An audit of children's wards at two hospitals in England looked at the doses of liquid medicines that were prescribed, and how easy these were to give using the syringes available on the ward. For example, one 1.48 mg dose of morphine which came in a concentration of 10 mg/mL should have been 1.48 mL - a dose that was not possible to give accurately with either a 1 mL or 2.5 mL syringe, requiring either rounding up/down, or the use of two syringes.
Across all of the drugs given 34% of antimicrobials, 25% of analgesics; 11% of steroids and 5% of sedatives were not accurately measurable using the syringes available. This leads to two issues:
- The technical issue of whether an unmeasurable dose that is rounded up/down, and so which is not really correct, is a prescribed wrongly or administered wrongly. In crude terms 'whose fault is it?' (in a no blame, new open NHS kind of way).
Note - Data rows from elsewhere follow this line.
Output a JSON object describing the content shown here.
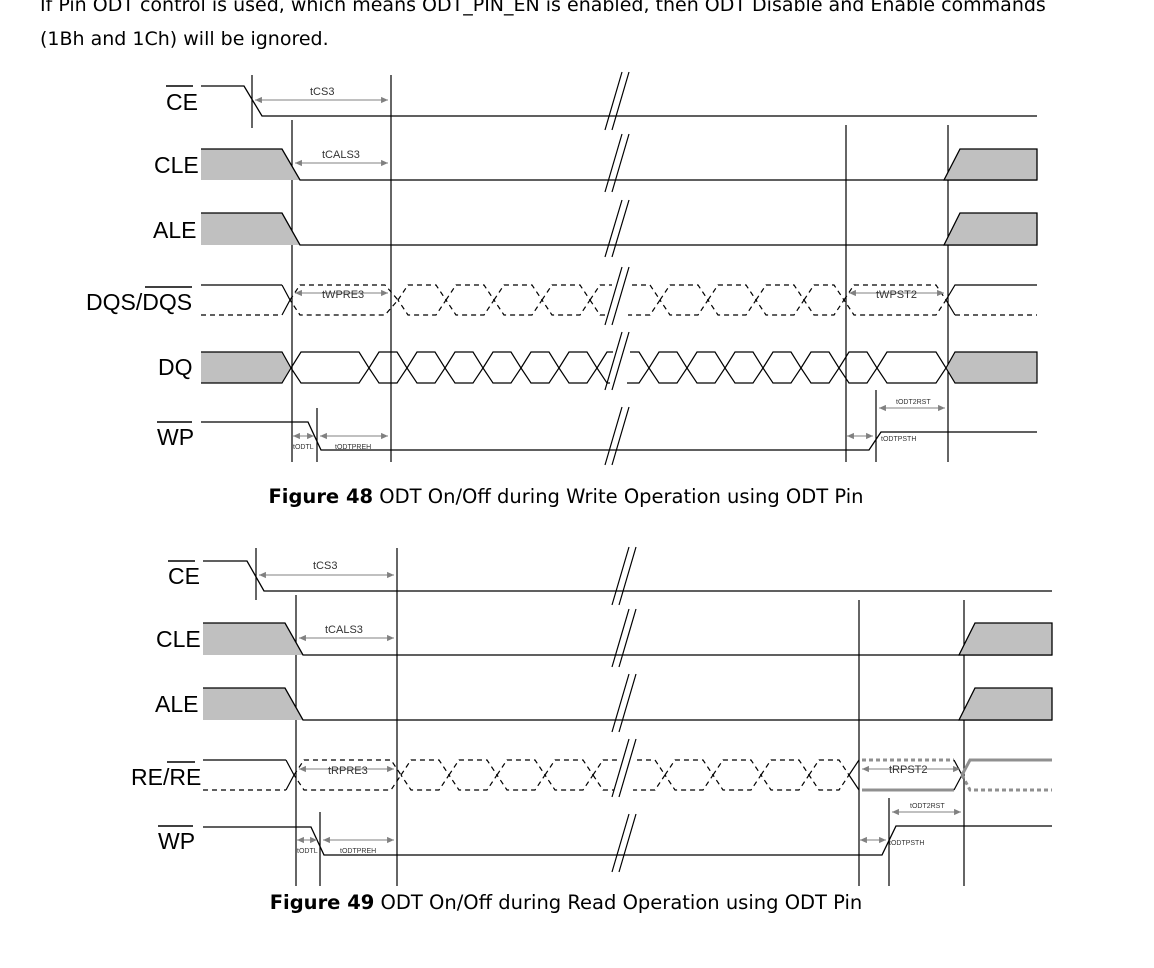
{
  "intro": {
    "line1": "If Pin ODT control is used, which means ODT_PIN_EN is enabled, then ODT Disable and Enable commands",
    "line2": "(1Bh and 1Ch) will be ignored."
  },
  "colors": {
    "shade": "#c0c0c0",
    "line": "#000000",
    "arrow": "#808080"
  },
  "figure48": {
    "caption_label": "Figure 48",
    "caption_text": " ODT On/Off during Write Operation using ODT Pin",
    "signals": {
      "ce": "CE",
      "cle": "CLE",
      "ale": "ALE",
      "dqs": "DQS/DQS",
      "dq": "DQ",
      "wp": "WP"
    },
    "timings": {
      "tcs3": "tCS3",
      "tcals3": "tCALS3",
      "twpre3": "tWPRE3",
      "twpst2": "tWPST2",
      "todt2rst": "tODT2RST",
      "todtl": "tODTL",
      "todtpreh": "tODTPREH",
      "todtpsth": "tODTPSTH"
    }
  },
  "figure49": {
    "caption_label": "Figure 49",
    "caption_text": " ODT On/Off during Read Operation using ODT Pin",
    "signals": {
      "ce": "CE",
      "cle": "CLE",
      "ale": "ALE",
      "re": "RE/RE",
      "wp": "WP"
    },
    "timings": {
      "tcs3": "tCS3",
      "tcals3": "tCALS3",
      "trpre3": "tRPRE3",
      "trpst2": "tRPST2",
      "todt2rst": "tODT2RST",
      "todtl": "tODTL",
      "todtpreh": "tODTPREH",
      "todtpsth": "tODTPSTH"
    }
  }
}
- Secondly, and of course much more important, is does it matter? That depends on many things, the child; the dose; the amount of the rounding; other medicines that the child may be on....the list could go on and on. Also when rounding up, do you round up to the line on the syringe, go half way through it, or go to the top of the line?
Does it matter? Probably not in most cases, but the authors do conclude that research into the clinical implications of this would be helpful. Probably the most important thing is not the variation per se, but the judgement of those giving the medicines. The dangerous people are those who don't know what they don't know.